The fact that it offers full 3D graphics for no large download on your broswer should arouse most into registration

Graphics seem dated when compared to other superior games and do seem pixelated at times. Addiction poses a problem and RuneScape has her fair share of mishaps and scandals. The fanbase is made up of mostly teenagers and pre-teens. The game offers simply chat. The game is big. Hilarity ensues.

Highly recommended for gamers on a budget. Well presented and almost child friendly.

The stupid spellchecker doesn't work. There will be many errors in this post. I apologize.

Evolution of the Character.
I was introduced to RuneScape via Miniclip. Ironically, I consider myself a slightly more mature player who was introduced via Miniclip. Boombaye was the first account I ever made. He is lost to the winds now. I resent the 1 after Boombaye. It's not what I wanted. I registered in late December of 2006, missing out on the Christmas event. I headed out back of Lumbridge Castle and trained. I just killed goblins by the truckload. Eventually, I met my first random event and became hooked to these events.

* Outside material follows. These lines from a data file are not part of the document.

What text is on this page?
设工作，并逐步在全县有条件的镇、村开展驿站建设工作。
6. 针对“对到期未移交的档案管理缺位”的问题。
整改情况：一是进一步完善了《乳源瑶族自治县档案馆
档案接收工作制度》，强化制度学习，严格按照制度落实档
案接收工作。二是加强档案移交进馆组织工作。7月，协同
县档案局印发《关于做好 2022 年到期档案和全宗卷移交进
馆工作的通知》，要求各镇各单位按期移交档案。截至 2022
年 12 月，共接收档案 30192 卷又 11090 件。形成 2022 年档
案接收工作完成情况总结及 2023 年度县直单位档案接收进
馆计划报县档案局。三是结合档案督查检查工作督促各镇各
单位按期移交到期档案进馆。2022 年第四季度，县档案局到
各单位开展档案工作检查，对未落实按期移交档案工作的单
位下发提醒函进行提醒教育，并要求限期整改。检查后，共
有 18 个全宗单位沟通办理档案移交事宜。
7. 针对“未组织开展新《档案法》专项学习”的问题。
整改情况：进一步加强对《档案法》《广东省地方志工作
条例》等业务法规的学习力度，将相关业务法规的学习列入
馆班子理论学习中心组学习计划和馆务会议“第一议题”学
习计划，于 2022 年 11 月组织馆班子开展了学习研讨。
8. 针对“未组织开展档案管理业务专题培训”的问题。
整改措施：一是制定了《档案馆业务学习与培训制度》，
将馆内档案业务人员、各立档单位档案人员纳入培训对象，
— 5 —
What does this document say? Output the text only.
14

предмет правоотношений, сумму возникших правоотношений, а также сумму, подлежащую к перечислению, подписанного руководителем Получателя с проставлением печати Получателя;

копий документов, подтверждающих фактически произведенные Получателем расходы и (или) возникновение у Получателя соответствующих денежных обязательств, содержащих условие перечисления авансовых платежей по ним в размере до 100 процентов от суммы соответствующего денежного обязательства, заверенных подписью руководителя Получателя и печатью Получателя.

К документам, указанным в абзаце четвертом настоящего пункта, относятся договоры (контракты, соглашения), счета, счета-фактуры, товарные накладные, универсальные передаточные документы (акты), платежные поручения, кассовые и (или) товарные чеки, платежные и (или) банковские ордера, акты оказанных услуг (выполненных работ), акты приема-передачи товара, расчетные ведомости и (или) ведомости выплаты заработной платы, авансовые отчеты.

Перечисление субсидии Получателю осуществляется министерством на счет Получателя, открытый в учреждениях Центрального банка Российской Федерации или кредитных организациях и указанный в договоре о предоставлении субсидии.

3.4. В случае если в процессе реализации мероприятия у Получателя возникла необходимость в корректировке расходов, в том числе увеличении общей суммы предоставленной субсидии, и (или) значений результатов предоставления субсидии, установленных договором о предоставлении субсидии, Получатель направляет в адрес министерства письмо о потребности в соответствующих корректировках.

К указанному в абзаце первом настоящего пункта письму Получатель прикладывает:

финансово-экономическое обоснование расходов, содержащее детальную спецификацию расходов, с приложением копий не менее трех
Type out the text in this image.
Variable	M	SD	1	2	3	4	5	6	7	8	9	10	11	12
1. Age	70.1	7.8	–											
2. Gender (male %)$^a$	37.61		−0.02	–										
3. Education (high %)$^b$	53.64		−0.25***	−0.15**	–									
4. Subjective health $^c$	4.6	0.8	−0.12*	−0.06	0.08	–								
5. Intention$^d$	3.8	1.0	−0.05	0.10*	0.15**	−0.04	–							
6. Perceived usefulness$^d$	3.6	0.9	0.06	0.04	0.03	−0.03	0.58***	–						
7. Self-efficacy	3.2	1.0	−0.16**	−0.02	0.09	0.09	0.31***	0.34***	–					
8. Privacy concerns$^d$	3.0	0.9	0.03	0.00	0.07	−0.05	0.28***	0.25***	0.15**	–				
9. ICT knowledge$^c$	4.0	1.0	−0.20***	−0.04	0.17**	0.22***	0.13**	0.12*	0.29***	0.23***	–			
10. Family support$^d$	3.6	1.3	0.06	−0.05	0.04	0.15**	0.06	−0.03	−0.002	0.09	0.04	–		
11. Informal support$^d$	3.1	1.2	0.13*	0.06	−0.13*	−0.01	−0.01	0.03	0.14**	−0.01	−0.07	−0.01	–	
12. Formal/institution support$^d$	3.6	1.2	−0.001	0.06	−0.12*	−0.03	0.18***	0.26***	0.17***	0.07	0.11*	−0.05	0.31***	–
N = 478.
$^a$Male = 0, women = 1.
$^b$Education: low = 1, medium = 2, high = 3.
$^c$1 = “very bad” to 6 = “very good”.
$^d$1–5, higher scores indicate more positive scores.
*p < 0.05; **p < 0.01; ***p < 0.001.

Boombaye1 evolved from a mere reason to test the waters of RuneScape into a full-blown main account. I am proud of her.



What you see is a very long post, dedicated to my first year, reviews and a little update.

I'm far from gone in RuneScape. I've picked up 85 Woodcutting, which may very we;; be one of my greatest level yet. Because for the first time in ever, Boombaye1's highest skill level is on par with her highest combat level. Impressive for me.

I expect 59, possibly 60 Firemaking by the end of the day. Rapidly (by free world standards) closing a 45k experience gap towards 86 Attack. The first combat level I'll gain since leaving members. Elegant proof of how long I've been gone. An additional 71 Cooking and 50 Runecrafting have been achieved with 37k left on the way to 70 Fishing. All this in 3 days.

Need I remind you: This is a free world.

With Christmas en route, I'd like to take a moment to remember something incredibly stupid. The fact that I want to give my friends gifts. The last gift I gave was a Dragon Spear to Megs60 1 day after Christmas. She's long gone now. I wish JaGex would let us give gifts. Just for 1 day.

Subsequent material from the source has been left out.